Selly PDIP: Tidak Boleh Ada Dikotomi Antara Profesi Guru

JAKARTA – Kapoksi VIII Fraksi PDIP DPR Selly Andriany Gantina menekankan bukan ada dikotomi antara profesi guru yang digunakan sekarang ada di dalam tiga lembaga yaitu Kemenristek Dikti, Kemendikdasmen, kemudian Kemenag.
“Pemerintah harus memberikan proporsional yang tersebut layak antara Madrasah dengan sekolah reguler,” kata beliau pada waktu mengatur RDPU dengan PGIN, PBPGSI, AGMI, PGMNI, dan juga PGMI pada Komisi VIII DPR, Jakarta, Mulai Pekan (24/2/2025).
Berkaca dari pemotongan dana BOS yang digunakan terjadi di dalam Kementerian Agama, Selly mengawasi kondisi ketika ini tak selaras dengan visi Presiden Prabowo Subianto serta Ketua DPR Puan Maharani yang mana ingin memberikan lembaga pendidikan berkualitas bagi anak-anak Indonesia.
Salah satunya menegaskan bahwa madrasah atau sekolah keagamaan mendapat perhatian yang tersebut setara di sistem lembaga pendidikan formal. Karena itulah, Fraksi PDIP berazam memperjuangkan hak-hak sekolah di area madrasah, khususnya terkait pemotongan dana BOS di area Kementerian Agama.

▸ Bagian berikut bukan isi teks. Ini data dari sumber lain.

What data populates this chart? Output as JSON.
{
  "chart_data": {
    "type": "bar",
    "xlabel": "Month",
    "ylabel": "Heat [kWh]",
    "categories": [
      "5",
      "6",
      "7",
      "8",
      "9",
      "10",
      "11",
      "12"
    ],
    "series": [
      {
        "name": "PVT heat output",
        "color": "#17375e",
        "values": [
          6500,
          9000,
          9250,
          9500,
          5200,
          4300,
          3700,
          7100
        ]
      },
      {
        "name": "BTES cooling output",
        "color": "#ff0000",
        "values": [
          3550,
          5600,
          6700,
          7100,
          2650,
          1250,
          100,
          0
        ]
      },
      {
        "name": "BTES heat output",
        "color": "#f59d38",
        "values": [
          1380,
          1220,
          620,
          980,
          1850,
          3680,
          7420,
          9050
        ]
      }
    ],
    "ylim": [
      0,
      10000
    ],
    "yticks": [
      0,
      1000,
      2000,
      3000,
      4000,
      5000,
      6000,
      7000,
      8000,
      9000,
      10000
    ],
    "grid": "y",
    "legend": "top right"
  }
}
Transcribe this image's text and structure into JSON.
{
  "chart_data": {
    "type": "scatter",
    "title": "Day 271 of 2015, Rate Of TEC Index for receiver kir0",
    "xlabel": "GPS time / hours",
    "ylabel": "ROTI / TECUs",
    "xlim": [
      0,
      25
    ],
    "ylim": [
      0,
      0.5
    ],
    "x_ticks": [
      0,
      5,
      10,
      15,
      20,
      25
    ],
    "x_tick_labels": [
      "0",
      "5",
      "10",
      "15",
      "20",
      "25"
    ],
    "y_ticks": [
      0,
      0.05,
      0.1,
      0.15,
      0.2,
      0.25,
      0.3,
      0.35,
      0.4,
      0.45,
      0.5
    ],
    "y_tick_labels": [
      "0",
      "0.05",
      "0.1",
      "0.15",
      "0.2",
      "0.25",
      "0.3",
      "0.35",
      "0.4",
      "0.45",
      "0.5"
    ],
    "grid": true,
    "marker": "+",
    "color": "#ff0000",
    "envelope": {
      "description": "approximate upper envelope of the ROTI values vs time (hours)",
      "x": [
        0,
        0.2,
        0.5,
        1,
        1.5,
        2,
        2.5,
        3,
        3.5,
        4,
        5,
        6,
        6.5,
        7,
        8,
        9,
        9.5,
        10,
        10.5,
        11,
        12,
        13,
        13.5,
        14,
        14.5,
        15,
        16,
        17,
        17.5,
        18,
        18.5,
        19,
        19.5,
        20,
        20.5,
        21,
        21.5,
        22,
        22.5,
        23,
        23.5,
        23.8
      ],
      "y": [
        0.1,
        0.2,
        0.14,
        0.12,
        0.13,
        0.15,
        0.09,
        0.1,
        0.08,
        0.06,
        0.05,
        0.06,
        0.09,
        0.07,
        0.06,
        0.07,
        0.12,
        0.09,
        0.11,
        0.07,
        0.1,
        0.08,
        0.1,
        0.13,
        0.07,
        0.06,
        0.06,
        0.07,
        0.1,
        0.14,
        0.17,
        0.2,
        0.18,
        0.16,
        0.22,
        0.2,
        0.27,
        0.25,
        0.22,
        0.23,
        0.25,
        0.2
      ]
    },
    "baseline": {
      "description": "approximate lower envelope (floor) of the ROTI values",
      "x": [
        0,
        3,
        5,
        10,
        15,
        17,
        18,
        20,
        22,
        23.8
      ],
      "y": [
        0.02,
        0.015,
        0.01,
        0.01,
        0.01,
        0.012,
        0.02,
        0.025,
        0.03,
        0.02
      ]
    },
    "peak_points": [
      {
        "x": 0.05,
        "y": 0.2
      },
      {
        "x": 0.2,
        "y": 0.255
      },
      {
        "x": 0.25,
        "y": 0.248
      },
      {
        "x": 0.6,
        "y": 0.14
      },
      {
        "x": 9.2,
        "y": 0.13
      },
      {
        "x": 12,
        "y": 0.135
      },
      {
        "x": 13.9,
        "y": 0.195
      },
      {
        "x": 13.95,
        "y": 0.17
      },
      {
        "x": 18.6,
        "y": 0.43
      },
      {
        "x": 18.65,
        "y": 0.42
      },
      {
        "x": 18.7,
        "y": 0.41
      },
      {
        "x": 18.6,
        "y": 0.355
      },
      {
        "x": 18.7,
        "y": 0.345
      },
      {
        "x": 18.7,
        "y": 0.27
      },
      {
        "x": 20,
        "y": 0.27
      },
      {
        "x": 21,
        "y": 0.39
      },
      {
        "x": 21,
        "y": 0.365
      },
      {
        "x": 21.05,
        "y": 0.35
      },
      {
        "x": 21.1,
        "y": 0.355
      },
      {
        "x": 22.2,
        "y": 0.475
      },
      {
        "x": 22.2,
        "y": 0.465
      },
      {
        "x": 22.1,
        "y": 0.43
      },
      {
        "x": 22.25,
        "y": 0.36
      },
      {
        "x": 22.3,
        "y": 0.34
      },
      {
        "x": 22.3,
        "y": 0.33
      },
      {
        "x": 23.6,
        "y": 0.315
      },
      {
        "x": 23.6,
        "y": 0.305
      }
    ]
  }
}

Di sisi lain, mantan Kepala Daerah Cirebon ini menyoroti pemotongan kemudian masih kurang sejahteranya guru di tempat lingkungan Kementerian Agama tak selaras dengan 5 poin Asta Cita Prabowo khususnya poin 4 yaitu meningkatkan sekolah serta layanan kesehatan, dukungan terhadap pesantren juga sekolah berbasis agama, termasuk insentif bagi guru agama dan juga peningkatan sarana madrasah.
Begitu juga dengan jumlah total guru madrasah yang mana mencapai 390 ribu orang di dalam bawah Kemenag, Selly menyarankan perlu adanya skenario untuk meningkatkan jenjang karier guru agama. Sebab, sejauh ini ada 200 ribu lebih besar guru agama yang mana belum bersertifikasi di tempat Madrasah.
“Artinya kami perlu merumuskan secara matang agar tidaklah gegabah lantaran menyangkut kesejahteraan guru lalu bangsa Indonesia, khususnya anak-anak kita,” ucapnya.
Selain itu, Selly menegaskan Fraksi PDIP terus memperjuangkan agar kebijakan lembaga pendidikan di area Indonesia berjalan dengan prinsip keadilan serta kesejahteraan bagi seluruh tenaga pendidik, termasuk di tempat madrasah serta sekolah berbasis agama.
Tidak hanya sekali terkait pemotongan dana BOS di dalam Kementerian Agama, tetapi juga menjamin program-program seperti Proyek Indonesia Pandai (PIP) serta Kartu Indonesia Cerdas (KIP) dapat disalurkan secara proporsional bagi seluruh siswa, tanpa memandang latar belakang sekolah mereka.
“Dengan semangat gotong royong serta keberpihakkan untuk lembaga pendidikan berkualitas, Fraksi PDIP berjanji untuk terus mengawal kebijakan yang tersebut berpihak untuk kesejahteraan guru kemudian masa depan generasi muda Indonesia,” ujar Selly.